Ich hab mir jetzt nur den halben Thread druchgelesen, also nicht schlagen wenn ich was doppelt Frage!

Also, was wolltest du mit den o.g. Taktraten (350/1000) sagen? Die sind doch vollkommen OK, ist GT-Standart!


----------



## cylord83 (5. Januar 2006)

*AW: the end*

Also, das Netzteil war für das ganze System viel zu schwach. Das würde ich bald ersetzen. Denn das Mainboard könnte dem bald folgen, weil´s das empfindlichste Bauteil ist und auch darunter leiden wird. 20A möchten schon auf der 12V-Leitung sein, aber als absolutes Minimum. 24A wären dann okay.

Aber das Herunterregeln des Lüfters ist nicht in Ordnung. Egal ob da 60°C bei den Sensoren dastehen, aber die sind nur ein sehr kleiner Richtwert, aber der Wert könnter viel höher sein, wenn du Pech hast.


----------



## Dimebag (5. Januar 2006)

*AW: the end*



			
				ruyven_macaran am 05.01.2006 03:13 schrieb:
			
		

> -6800gt agp, gekauft anfang april, fällt vollkommen grundlos aber vollkommen vollständig aus.
> -atelco hat natürlich keinen austausch
> -auch nichts bessers
> -will auch den kaufpreis nicht zurückerstatten(300€)
> -oder gar den wiederbeschaffungspreis (gebrauchte karte @ebay - also auch der wert, für den ich die intakte karte hätte verkaufen können, wenn ich gewollt hätte) übernehmen(zu dem zeitpunkt: >320€)
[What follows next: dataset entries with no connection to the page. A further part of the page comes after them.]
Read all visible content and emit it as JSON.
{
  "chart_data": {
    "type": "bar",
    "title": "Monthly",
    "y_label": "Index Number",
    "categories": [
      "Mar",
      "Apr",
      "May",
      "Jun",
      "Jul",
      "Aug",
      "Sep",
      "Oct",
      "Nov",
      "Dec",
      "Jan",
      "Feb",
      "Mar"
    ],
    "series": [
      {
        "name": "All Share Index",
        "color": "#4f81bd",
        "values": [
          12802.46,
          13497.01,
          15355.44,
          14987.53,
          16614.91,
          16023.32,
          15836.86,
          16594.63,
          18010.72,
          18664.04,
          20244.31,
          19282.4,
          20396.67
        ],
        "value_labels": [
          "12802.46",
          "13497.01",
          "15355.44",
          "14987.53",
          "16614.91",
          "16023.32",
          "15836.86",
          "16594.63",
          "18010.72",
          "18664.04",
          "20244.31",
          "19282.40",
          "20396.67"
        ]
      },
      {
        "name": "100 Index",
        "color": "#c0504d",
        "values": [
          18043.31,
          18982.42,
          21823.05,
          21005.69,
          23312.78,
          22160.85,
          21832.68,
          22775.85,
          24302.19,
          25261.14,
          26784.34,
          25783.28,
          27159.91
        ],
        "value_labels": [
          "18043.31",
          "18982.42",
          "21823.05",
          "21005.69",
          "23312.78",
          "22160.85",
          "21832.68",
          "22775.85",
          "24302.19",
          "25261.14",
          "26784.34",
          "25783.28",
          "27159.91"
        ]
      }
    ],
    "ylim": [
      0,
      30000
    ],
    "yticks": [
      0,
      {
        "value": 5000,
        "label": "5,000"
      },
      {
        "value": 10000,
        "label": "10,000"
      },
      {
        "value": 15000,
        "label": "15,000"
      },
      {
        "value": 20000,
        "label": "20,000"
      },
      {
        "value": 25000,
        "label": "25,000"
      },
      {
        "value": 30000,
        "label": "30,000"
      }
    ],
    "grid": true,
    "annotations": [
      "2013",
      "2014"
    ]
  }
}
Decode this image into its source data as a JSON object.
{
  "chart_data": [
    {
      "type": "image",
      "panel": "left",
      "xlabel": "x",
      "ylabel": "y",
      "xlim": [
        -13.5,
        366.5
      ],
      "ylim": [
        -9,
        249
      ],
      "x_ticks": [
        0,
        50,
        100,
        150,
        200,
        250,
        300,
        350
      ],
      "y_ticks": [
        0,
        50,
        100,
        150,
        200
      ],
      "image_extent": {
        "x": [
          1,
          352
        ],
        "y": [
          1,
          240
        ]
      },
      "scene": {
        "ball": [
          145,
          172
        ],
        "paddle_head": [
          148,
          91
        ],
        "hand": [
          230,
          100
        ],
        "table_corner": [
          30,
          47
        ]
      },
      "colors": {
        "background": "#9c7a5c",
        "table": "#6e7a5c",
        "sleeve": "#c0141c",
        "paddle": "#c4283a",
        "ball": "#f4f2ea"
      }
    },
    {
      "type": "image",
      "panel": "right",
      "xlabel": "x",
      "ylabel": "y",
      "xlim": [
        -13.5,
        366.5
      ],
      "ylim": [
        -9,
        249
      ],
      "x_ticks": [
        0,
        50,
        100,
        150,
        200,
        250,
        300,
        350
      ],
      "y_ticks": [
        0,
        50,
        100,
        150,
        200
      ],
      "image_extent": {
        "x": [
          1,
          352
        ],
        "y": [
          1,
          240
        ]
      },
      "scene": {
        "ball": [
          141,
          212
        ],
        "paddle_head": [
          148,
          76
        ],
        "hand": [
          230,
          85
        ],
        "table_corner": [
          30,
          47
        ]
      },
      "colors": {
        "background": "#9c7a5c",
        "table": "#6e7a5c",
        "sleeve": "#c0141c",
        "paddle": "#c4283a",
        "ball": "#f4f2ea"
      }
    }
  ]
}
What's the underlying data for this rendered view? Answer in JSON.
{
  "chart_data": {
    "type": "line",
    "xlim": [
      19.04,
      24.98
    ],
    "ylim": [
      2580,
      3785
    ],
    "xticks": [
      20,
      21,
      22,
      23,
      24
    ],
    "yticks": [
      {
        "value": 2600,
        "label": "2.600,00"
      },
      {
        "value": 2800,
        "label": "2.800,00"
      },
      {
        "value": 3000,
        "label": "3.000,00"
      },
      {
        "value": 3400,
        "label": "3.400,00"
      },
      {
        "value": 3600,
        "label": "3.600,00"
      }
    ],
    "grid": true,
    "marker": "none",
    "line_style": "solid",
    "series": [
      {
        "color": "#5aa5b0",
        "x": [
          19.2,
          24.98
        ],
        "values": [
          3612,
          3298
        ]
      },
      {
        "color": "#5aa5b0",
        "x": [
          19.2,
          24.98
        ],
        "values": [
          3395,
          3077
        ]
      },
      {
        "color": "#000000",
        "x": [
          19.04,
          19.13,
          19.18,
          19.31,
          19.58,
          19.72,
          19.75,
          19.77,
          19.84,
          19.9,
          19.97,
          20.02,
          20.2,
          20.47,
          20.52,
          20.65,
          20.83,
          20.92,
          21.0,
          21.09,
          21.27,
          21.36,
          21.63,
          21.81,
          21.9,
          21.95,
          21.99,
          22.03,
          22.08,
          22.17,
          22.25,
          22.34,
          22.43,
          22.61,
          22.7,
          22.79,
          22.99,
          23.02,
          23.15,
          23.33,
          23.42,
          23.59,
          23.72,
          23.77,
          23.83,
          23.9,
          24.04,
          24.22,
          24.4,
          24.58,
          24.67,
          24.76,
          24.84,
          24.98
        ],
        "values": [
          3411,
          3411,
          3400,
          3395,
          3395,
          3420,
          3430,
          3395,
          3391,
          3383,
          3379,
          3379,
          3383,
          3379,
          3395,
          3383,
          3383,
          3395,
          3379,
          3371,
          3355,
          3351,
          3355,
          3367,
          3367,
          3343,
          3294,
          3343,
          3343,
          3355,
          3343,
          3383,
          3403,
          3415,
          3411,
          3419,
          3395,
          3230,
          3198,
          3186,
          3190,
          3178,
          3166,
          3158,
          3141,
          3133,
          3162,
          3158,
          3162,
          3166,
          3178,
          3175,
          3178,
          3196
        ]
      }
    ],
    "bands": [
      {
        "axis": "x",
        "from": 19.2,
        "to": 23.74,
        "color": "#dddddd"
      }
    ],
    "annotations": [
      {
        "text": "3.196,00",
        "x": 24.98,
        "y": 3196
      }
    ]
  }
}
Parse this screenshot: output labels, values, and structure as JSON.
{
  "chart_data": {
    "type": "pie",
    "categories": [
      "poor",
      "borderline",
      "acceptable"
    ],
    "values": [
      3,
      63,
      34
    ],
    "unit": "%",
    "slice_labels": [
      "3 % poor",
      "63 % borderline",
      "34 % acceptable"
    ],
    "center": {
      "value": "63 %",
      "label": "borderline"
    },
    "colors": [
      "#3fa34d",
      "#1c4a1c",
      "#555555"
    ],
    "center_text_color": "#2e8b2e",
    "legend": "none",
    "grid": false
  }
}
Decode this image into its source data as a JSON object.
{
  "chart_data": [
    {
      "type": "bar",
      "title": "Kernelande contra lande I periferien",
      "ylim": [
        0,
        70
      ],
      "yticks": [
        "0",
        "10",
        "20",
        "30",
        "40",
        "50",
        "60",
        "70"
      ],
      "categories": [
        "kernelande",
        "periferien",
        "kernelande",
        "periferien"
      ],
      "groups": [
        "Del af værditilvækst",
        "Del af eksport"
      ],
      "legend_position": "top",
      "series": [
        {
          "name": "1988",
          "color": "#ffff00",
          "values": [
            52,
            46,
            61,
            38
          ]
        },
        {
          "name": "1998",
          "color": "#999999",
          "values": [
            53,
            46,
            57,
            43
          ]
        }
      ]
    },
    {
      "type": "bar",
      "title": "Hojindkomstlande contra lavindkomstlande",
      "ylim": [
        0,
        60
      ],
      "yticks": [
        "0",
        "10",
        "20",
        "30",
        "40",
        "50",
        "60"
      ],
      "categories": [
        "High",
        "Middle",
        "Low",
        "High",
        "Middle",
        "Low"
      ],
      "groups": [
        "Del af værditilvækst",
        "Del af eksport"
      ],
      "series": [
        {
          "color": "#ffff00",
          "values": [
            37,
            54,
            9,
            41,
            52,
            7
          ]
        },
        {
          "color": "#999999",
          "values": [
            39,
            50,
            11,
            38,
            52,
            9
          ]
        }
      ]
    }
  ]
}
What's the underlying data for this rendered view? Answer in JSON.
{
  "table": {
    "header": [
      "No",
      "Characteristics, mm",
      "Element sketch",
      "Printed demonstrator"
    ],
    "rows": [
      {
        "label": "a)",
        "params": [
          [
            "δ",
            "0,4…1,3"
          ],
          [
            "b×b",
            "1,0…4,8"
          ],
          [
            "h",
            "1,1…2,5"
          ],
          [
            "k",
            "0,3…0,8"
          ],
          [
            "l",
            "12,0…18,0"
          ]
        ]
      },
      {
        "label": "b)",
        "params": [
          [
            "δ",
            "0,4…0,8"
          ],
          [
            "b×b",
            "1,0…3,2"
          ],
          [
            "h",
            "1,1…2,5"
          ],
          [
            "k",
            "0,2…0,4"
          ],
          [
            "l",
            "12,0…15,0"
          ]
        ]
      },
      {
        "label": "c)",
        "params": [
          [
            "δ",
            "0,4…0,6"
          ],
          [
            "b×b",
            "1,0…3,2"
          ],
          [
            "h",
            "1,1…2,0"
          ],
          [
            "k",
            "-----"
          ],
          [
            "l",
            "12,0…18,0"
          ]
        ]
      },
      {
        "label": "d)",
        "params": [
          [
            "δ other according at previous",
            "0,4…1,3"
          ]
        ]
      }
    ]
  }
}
Äh sorry, aber ich finde du jammerst ganz schön. Wäre die Karte in den ersten 6 Monaten kaputt gegangen, ok, aber danach ändern sich die Spielregeln halt. Dafür, dass du ein dermassen grosses Risiko mit der Karte eingegangen bist, erwartest du ganz schön viel (ebay-Preis, LOL!)

Du kriegst 255 Euro und hältst es trotzdem für nötig, PCGH den Service von Atelco untersuchen zu lassen? Pfff, das würde ich ja fast grobe Unsportlichkeit nennen, zumal du nichtmal beweisen kannst, die Karte nicht durch dein Netzteil geschrottet zu haben.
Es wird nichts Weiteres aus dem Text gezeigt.